Pesquisadora responsável: Eduarda Figueiredo
Título original: Is the Cure Worse than the Disease? Unintended Effects of Payment Reform in a Quantity-Based Transfer Program
Autora: Katherine Meckel
Localização da Intervenção: Texas
Tamanho da Amostra: 11.424
Setor: Política Pública
Variável de Interesse Principal: Efeito do EBT (cartão do voucher)
Tipo de Intervenção: Vouchers de Quantidade
Metodologia: Diff-in-Diff
Resumo
Vouchers de quantidade, que conferem quantidades fixas de determinados produtos, utilizados por muitos programas de combate à pobreza nos Estados Unidos. Antes da implementação de uma tecnologia de cartão para a utilização desses programas, era utilizados vouchers de papel, que abria as portas para diversas práticas ilegais do ponto de vista das regras do programa, como a discriminação de preços. Este estudo buscou analisar o efeito da implementação dessa tecnologia na discriminação de preços e no bem-estar dos participantes. Os resultados, realizados através de uma modelagem de diferenças em diferenças, sugerem efeitos ambíguos.
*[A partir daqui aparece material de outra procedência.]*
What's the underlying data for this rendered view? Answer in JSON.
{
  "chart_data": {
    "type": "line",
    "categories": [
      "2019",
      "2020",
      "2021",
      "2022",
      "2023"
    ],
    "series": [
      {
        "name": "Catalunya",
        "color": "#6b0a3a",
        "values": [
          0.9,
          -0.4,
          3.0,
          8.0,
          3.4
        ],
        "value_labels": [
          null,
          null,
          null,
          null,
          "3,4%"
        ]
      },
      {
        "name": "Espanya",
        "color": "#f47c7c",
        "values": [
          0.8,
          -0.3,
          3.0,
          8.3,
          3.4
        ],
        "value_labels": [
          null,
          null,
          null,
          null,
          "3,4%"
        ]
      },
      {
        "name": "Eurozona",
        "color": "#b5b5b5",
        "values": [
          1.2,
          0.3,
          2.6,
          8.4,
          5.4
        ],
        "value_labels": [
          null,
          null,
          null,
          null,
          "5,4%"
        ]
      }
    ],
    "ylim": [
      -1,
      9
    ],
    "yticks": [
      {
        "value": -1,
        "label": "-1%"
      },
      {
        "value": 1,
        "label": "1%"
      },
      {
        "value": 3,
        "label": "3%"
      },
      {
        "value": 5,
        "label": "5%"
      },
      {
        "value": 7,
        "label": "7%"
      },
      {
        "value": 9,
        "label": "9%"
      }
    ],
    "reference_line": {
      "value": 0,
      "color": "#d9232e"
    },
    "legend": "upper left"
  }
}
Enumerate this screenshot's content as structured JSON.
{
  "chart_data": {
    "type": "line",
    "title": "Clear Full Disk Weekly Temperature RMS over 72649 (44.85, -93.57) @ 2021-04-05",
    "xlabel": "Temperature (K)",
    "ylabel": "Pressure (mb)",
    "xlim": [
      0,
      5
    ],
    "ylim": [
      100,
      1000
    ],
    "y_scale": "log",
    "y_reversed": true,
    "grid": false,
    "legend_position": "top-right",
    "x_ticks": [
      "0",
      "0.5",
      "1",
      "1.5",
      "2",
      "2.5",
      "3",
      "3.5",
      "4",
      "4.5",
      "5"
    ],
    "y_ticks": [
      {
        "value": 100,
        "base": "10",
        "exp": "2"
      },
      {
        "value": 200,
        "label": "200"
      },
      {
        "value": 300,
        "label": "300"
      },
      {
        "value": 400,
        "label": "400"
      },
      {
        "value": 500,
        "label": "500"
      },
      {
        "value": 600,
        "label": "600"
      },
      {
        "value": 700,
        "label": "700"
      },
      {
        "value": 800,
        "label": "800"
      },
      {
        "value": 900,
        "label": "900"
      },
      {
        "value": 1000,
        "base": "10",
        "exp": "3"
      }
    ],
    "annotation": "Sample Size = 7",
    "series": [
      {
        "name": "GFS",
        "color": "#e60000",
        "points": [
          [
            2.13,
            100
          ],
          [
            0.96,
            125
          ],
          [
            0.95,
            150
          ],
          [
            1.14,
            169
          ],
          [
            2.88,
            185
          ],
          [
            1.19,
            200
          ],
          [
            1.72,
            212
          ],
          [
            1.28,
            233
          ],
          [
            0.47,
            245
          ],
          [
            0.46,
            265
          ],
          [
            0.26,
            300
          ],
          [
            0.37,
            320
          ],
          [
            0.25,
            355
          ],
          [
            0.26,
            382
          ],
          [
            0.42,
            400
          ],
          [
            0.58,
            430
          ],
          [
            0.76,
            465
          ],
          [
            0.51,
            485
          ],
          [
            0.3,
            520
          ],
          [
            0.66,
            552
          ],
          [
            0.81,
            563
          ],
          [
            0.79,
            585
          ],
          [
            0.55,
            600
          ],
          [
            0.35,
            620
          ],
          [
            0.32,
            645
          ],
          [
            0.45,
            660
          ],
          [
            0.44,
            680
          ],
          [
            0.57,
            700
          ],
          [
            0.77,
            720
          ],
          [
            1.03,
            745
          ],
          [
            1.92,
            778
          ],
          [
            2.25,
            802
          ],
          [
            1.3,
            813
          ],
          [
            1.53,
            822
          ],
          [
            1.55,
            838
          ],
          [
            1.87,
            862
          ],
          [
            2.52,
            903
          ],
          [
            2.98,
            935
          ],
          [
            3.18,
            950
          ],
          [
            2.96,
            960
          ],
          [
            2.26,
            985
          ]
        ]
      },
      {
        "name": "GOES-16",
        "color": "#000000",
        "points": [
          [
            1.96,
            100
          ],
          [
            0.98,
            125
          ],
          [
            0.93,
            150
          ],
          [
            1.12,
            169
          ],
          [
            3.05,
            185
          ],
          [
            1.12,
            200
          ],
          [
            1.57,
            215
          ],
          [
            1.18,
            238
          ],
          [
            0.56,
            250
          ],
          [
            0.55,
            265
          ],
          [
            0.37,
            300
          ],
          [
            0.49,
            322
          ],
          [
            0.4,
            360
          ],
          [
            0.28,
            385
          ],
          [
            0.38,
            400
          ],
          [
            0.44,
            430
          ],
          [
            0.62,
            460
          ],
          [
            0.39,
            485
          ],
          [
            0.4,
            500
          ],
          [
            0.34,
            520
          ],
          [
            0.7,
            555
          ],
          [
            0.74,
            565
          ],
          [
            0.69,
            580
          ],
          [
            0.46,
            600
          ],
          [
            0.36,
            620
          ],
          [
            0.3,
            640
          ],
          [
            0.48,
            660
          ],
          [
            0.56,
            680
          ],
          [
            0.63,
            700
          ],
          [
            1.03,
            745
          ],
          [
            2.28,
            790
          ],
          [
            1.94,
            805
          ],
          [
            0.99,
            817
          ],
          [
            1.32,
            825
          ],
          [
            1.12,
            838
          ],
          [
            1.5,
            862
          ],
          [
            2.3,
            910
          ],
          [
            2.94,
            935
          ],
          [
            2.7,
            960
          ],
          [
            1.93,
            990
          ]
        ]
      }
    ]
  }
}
Muitos programas de combate à pobreza nos Estados Unidos proporcionam benefícios em vez de dinheiro. Dentro deles temos os fornecimentos de vouchers de valor, que funcionam como dinheiro que só pode ser gasto em determinados bens. Outros programas disponibilizam vouchers de quantidade, que conferem quantidades fixas de determinados produtos (Currie e Gahvari, 2008; Hoynes e Schanzebach, 2015).
Os vouchers de quantidade podem ser usados para alterar de forma mais eficaz os padrões de consumo dos beneficiários e para manter fixo o valor real dos benefícios, o que é útil quando a variação local de preços não é observada (Bronchetti, Christensen e Hoynes, 2019). No entanto, os participantes tornam-se pouco sensíveis em termos de alteração de preços, o que incentiva que as empresas participantes aumentem os seus preços e, consequentemente, aumentando a carga fiscal do programa.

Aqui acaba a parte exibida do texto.